Una noche de insomnio pasó algo espantoso. Mi labios comenzaron a moverse ansiosamente, mi lengua de izquierda a derecha, varias palabras comenzaron a formarse: me enfermo, mugre, ¿dónde están todos?, parangaricutirimícuaro, auxilio, ¿qué no se dan cuenta?, estás loco, te voy a ganar, te voy a matar, te vas a morir cuando yo quiera. Así estuve durante más de tres horas oyendo mi voz en frases y palabras inconexas. Al día siguiente pensé que se iban a dar cuenta, pero mi mujer sólo fue a despedirse porque había una comida en casa de uno de mis hijos. Así que me quedaría en compañía de «ese». Intenté dormir, pero mi cuerpo no me dejó. Las tripas comenzaron su concierto, la boca se abrió, la lengua se movía de un lado a otro y mi bulto crecía sin razón. Sentí las sábanas húmedas, la orina salía como cascada, me ardía la piel, mis dientes castañeaban, las axilas hedían.
Wendy llegó a la mañana siguiente, me cambió el pañal y quitó las sábanas. Me bañó, el miembro creció y creció y esta vez ella se asustó cuando vio mi mirada. Mis brazos se estiraron hacia ella, los dedos se movieron y junto con mis manos apretaron sus pechos mientras mis ojos, fuera de órbita, caían rebotando sobre esas delicias. Pero yo no quiero hacerte nada, chica. Sí, estás muy guapa, sí, eres lo único bello en medio de esta muerte lenta. Wendy, no te asustes, yo no soy así, es mi cuerpo, no soy yo, te lo juro, no soy yo. Mi cuerpo y yo estábamos en distintos caminos, sus movimientos no me pertenecían. Ella pudo soltarse, pero vi su rostro de terror. «Pinche momia perversa», me dijo. Yo quería llorar, pero en vez de eso mi boca sonrió. «Idiota, ¡viejo cochino!», gritó Wendy, mientras yo quedaba en la más completa desolación.

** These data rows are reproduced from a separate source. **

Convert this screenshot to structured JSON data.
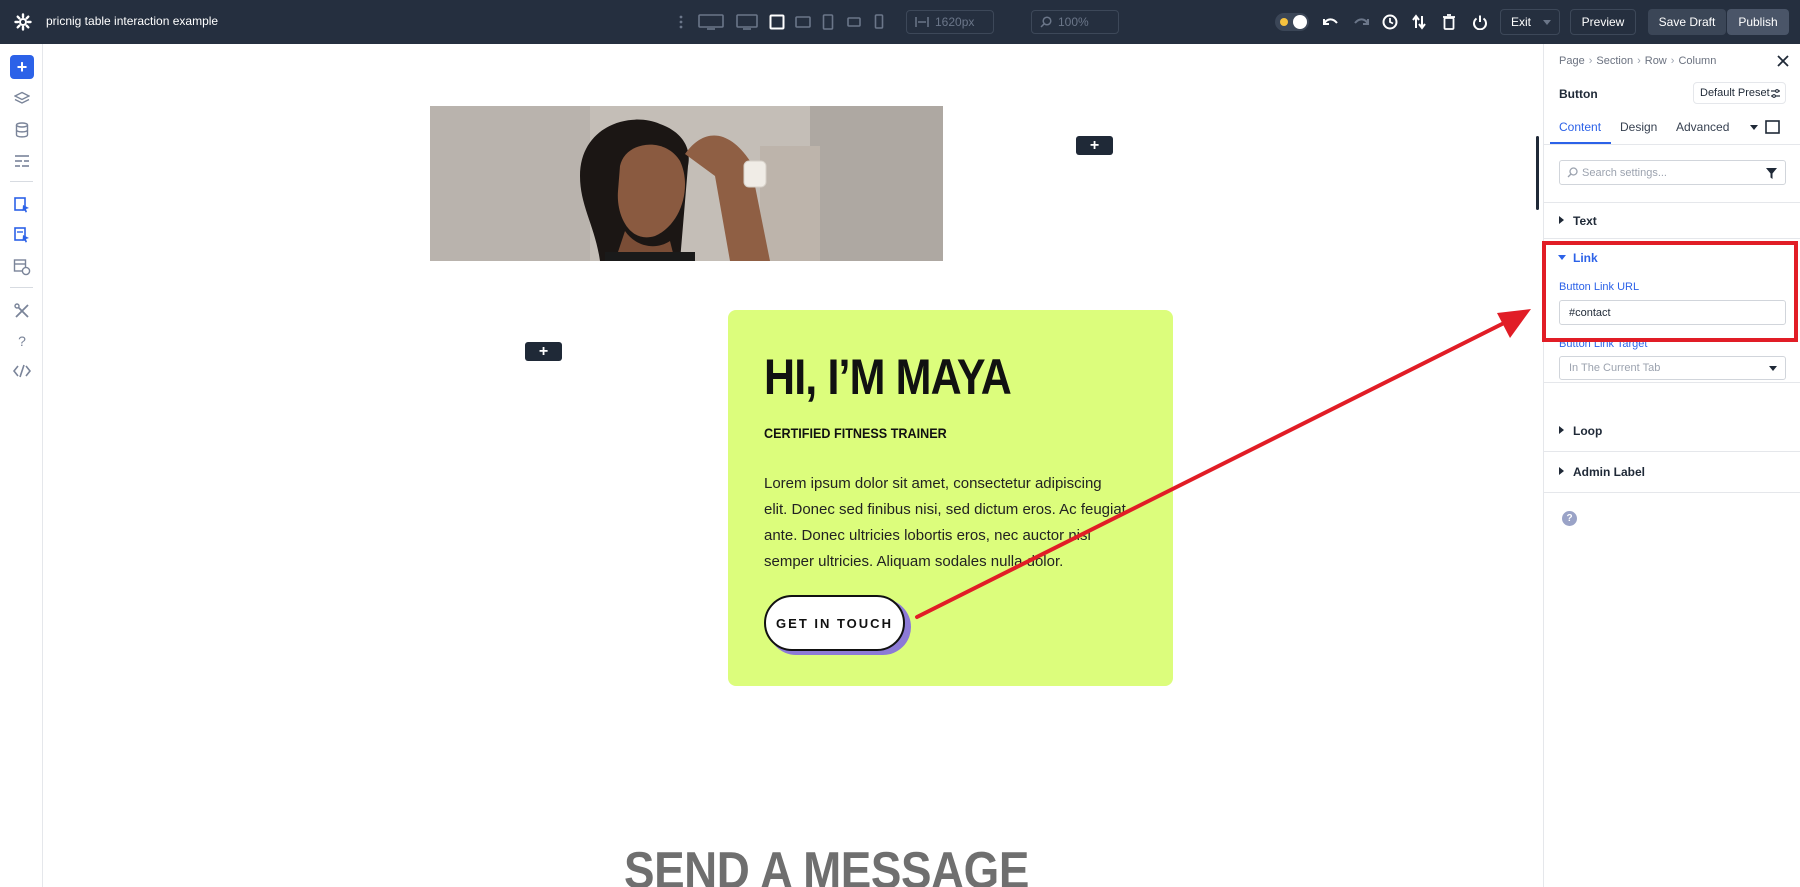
{
  "topbar": {
    "title": "pricnig table interaction example",
    "width_value": "1620px",
    "zoom_value": "100%",
    "exit_label": "Exit",
    "preview_label": "Preview",
    "save_draft_label": "Save Draft",
    "publish_label": "Publish",
    "colors": {
      "bg": "#252f3f",
      "save_bg": "#3b4657",
      "publish_bg": "#4a5568"
    }
  },
  "leftrail": {
    "items": [
      "add-icon",
      "layers-icon",
      "database-icon",
      "layout-icon",
      "pages-icon",
      "history-icon",
      "portability-icon",
      "tools-icon",
      "help-icon",
      "code-icon"
    ]
  },
  "canvas": {
    "hero_image_alt": "",
    "card": {
      "heading": "HI, I’M MAYA",
      "subheading": "CERTIFIED FITNESS TRAINER",
      "body": "Lorem ipsum dolor sit amet, consectetur adipiscing elit. Donec sed finibus nisi, sed dictum eros. Ac feugiat ante. Donec ultricies lobortis eros, nec auctor nisl semper ultricies. Aliquam sodales nulla dolor.",
      "button_label": "GET IN TOUCH",
      "bg_color": "#dcfd7c"
    },
    "section_title": "SEND A MESSAGE"
  },
  "panel": {
    "breadcrumb": [
      "Page",
      "Section",
      "Row",
      "Column"
    ],
    "module_name": "Button",
    "preset_label": "Default Preset",
    "tabs": [
      {
        "label": "Content",
        "active": true
      },
      {
        "label": "Design",
        "active": false
      },
      {
        "label": "Advanced",
        "active": false
      }
    ],
    "search_placeholder": "Search settings...",
    "sections": {
      "text": "Text",
      "link": "Link",
      "loop": "Loop",
      "admin_label": "Admin Label"
    },
    "link_fields": {
      "url_label": "Button Link URL",
      "url_value": "#contact",
      "target_label": "Button Link Target",
      "target_value": "In The Current Tab"
    },
    "accent_color": "#2c62e8"
  },
  "annotation": {
    "color": "#e11d26"
  }
}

Contrataron a otra enfermera. Es vieja y tiene cuerpo de armario antiguo. He escuchado a mi hijo decir que sería más fácil si yo hubiera muerto, mi mujer lo regaña y llora, pero sé que en el fondo está de acuerdo. He intentado decirle a mi cuerpo que me mate, que un día las fosas de mi nariz se cierren, que se forme otro coágulo y me fulmine, que mi corazón renuncie y que pierda de una vez por todas la lucidez para ya no sufrir. Pero mi cuerpo no cede, ayer me dijo que no voy a tener ni un minuto de paz, que él decidirá el momento de descansar y dejarme libre.